In essence, the subject of any sentence can be described as the person in the sentence, the place in the sentence, the thing in the sentence or the abstract thing or idea in a sentence like discussed above in the 8 parts of speech. Of course, things can’t be that easy though right? When it comes to basic English grammar; even on the basic level things tend to be very complex when it pertains to English speech and there is no exception when it comes to the subject of a sentence, which has several types, so let’s dive in.

Simple Subject

The term simple subject is just that, a simple subject, which is one of the three types of subjects in a sentence. Just like a regular subject in any sentence, a simple subject also focuses on the who or what is executing a particular activity. What makes a simple subject different is the fact that, because simple subjects are basic, they do not include any modifiers that describe the subject. Modifiers being; words that add detail and description to sentences such as an adjective or an adverb do, so in a way, simple subject sentences tend to be a bit bland. We will get more into modifiers in the next topic, but for now, let’s go back to simple subjects. The easiest way to identify a simple subject is to identify the who or what that is doing something in that sentence, the main word if you will. Let’s take a look at a few examples:

  • Lisa visited last week.
  • The cat ran fast.
  • The baby cried.

In the first sentence, ask yourself- who visited last week? That would be the simple subject so Lisa would be a simple subject. Same for the second sentence, what ran fast? The cat, so the cat would be the simple subject and lastly, who cried in the last example?
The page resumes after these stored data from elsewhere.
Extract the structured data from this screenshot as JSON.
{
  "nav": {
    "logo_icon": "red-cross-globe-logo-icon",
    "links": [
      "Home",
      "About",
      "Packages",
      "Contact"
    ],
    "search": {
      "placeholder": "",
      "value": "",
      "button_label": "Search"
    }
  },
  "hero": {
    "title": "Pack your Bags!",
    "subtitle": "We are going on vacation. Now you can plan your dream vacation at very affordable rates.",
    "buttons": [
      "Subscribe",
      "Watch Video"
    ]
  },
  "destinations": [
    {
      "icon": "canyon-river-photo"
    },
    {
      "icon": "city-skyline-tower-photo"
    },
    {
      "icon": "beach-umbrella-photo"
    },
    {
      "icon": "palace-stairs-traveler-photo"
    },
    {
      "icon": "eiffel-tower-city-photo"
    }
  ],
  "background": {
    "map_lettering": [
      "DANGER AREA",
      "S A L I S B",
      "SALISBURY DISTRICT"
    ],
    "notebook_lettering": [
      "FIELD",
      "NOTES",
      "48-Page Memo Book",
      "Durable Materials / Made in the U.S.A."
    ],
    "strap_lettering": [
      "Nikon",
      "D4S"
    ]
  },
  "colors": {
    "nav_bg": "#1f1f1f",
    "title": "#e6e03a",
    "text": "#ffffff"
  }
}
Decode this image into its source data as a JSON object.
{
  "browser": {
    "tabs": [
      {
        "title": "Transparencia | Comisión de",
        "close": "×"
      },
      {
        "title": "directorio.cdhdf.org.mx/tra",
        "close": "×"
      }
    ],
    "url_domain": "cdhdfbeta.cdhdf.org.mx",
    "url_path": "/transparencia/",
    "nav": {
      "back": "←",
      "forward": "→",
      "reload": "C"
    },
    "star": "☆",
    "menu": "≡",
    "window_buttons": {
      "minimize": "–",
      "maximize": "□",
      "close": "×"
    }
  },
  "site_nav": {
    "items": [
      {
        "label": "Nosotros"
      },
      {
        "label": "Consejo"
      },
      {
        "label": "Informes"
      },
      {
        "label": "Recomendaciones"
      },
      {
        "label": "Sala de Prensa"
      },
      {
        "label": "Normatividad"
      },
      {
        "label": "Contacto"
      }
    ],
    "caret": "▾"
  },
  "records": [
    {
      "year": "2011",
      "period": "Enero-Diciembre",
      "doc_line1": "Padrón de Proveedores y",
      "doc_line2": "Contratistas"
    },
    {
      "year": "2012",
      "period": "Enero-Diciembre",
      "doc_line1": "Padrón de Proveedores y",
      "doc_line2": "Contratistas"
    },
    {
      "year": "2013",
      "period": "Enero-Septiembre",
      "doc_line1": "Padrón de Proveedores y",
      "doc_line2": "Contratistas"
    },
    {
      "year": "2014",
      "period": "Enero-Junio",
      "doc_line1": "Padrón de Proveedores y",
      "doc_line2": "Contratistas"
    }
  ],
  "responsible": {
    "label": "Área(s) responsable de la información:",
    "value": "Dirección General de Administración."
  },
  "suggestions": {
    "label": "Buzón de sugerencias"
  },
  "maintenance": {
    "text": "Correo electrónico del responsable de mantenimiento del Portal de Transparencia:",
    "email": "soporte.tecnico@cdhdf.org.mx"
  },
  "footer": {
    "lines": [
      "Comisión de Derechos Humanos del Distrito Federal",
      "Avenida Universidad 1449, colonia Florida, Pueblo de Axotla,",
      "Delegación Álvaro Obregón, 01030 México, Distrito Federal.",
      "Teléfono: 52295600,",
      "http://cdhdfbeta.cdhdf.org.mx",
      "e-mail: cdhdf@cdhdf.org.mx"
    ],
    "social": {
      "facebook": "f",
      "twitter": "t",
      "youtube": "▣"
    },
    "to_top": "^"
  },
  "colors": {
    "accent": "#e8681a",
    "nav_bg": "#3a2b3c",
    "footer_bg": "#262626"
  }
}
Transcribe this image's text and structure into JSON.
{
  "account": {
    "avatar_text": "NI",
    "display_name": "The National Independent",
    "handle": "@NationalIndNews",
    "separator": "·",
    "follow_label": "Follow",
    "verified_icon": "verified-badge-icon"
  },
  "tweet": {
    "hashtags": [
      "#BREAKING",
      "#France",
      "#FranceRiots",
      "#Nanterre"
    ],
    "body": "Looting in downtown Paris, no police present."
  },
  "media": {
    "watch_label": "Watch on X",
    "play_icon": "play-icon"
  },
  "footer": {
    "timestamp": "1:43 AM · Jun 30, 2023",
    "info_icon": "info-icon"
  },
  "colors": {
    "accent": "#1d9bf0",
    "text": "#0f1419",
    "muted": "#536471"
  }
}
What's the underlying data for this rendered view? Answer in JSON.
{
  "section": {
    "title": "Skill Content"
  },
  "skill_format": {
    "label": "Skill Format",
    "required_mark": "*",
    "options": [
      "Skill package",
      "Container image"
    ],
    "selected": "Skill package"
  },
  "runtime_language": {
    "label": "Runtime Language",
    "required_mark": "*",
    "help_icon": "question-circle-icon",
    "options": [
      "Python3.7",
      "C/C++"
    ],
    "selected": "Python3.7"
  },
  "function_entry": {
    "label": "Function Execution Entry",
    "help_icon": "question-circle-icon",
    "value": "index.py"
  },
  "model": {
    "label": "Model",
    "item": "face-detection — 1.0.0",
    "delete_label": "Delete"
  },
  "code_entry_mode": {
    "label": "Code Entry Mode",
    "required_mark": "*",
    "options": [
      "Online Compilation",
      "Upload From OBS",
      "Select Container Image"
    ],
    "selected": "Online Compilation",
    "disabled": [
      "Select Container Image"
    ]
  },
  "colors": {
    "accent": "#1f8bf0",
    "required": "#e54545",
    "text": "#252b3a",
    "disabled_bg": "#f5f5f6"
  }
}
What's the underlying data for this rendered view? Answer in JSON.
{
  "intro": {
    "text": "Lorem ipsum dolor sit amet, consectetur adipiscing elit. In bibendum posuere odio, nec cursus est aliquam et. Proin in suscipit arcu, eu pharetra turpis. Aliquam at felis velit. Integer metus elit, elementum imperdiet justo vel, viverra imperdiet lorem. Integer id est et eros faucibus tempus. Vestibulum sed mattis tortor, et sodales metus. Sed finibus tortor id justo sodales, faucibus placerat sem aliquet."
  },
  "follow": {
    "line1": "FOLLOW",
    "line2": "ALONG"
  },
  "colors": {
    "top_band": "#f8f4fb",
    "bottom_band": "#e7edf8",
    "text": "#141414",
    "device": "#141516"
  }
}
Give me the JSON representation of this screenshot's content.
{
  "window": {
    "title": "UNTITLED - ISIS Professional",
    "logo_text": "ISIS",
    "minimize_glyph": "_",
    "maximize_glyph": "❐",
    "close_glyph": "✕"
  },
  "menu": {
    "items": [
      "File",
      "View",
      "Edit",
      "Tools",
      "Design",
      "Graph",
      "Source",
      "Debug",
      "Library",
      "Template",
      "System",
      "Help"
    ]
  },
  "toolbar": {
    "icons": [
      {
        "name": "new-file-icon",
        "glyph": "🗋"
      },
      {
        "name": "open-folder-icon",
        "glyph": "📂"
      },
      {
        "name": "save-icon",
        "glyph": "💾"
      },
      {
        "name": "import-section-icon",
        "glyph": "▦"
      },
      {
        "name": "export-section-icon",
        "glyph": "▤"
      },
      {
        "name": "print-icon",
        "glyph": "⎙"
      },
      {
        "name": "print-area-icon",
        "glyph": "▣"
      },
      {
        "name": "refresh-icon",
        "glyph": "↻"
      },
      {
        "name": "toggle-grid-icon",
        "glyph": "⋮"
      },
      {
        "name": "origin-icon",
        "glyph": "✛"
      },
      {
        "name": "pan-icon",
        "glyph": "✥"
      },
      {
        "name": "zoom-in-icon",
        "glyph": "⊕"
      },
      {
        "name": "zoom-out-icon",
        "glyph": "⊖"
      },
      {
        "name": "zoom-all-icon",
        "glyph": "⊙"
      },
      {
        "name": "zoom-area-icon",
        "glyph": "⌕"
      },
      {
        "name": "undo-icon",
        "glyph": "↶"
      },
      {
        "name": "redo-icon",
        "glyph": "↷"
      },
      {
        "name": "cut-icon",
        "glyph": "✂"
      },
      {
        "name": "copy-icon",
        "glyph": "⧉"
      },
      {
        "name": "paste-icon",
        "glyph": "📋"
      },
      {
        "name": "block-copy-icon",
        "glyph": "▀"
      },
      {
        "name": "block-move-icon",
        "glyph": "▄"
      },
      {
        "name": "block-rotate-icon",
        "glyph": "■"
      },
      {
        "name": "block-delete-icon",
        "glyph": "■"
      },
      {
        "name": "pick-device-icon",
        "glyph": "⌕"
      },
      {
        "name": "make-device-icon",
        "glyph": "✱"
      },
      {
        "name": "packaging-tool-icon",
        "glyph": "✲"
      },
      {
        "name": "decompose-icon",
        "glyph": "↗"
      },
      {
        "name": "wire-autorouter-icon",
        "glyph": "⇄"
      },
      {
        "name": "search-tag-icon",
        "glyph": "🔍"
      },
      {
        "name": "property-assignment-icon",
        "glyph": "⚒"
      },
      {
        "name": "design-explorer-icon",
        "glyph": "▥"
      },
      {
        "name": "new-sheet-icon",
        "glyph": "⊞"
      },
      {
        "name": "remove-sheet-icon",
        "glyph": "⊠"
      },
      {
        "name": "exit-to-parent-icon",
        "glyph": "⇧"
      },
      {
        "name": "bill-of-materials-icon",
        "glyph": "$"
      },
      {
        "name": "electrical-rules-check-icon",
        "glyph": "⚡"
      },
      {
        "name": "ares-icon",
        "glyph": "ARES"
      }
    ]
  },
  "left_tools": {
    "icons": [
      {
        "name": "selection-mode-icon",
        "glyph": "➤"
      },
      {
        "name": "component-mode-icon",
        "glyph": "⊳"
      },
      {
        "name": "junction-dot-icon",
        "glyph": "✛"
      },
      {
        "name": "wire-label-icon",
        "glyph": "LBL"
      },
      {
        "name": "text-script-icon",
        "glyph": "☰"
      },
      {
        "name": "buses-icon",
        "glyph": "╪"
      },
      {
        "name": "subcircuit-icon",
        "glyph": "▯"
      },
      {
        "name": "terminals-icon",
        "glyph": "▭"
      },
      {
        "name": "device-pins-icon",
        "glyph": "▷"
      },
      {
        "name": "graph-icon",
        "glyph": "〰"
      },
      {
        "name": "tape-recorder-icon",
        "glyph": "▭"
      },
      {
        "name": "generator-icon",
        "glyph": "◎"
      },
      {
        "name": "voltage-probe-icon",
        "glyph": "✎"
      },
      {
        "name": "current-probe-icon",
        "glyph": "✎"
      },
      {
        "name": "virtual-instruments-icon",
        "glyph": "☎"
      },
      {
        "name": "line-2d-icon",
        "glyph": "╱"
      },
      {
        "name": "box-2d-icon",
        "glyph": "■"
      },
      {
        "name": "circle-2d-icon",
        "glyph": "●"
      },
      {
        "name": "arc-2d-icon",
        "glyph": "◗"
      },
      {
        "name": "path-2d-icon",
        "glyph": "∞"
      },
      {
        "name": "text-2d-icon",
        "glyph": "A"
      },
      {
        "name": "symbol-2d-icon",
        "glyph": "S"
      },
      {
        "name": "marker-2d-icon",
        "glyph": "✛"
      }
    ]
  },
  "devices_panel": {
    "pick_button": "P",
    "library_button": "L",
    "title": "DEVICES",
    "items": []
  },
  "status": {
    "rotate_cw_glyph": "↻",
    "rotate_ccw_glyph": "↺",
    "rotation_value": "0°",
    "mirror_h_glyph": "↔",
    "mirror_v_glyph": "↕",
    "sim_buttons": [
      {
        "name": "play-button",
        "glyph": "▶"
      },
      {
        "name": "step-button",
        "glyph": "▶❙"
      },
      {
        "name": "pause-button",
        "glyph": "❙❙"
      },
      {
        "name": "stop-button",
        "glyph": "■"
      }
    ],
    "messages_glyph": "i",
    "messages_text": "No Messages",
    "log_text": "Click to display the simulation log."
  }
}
The baby is the simple subject, so as you see, simple subjects, which has no modifiers are a bit boring because they lack description and detail so with that said, let’s move to something more exciting! Complete subjects!

Complete Subjects

Now that you have simple subjects down and a little insight of what a modifier is, all you need to do now is add that all together and you have a complete subject, which is a combination of a simple subject, your main phrase or word and your modifier. The modifiers are what makes complete subjects special and what essentially gives life to a simple subject. The general rule of modifiers, which again are your adjectives and adverbs that describes something in a sentence, is to be placed as close to the word or phrase that it is describing.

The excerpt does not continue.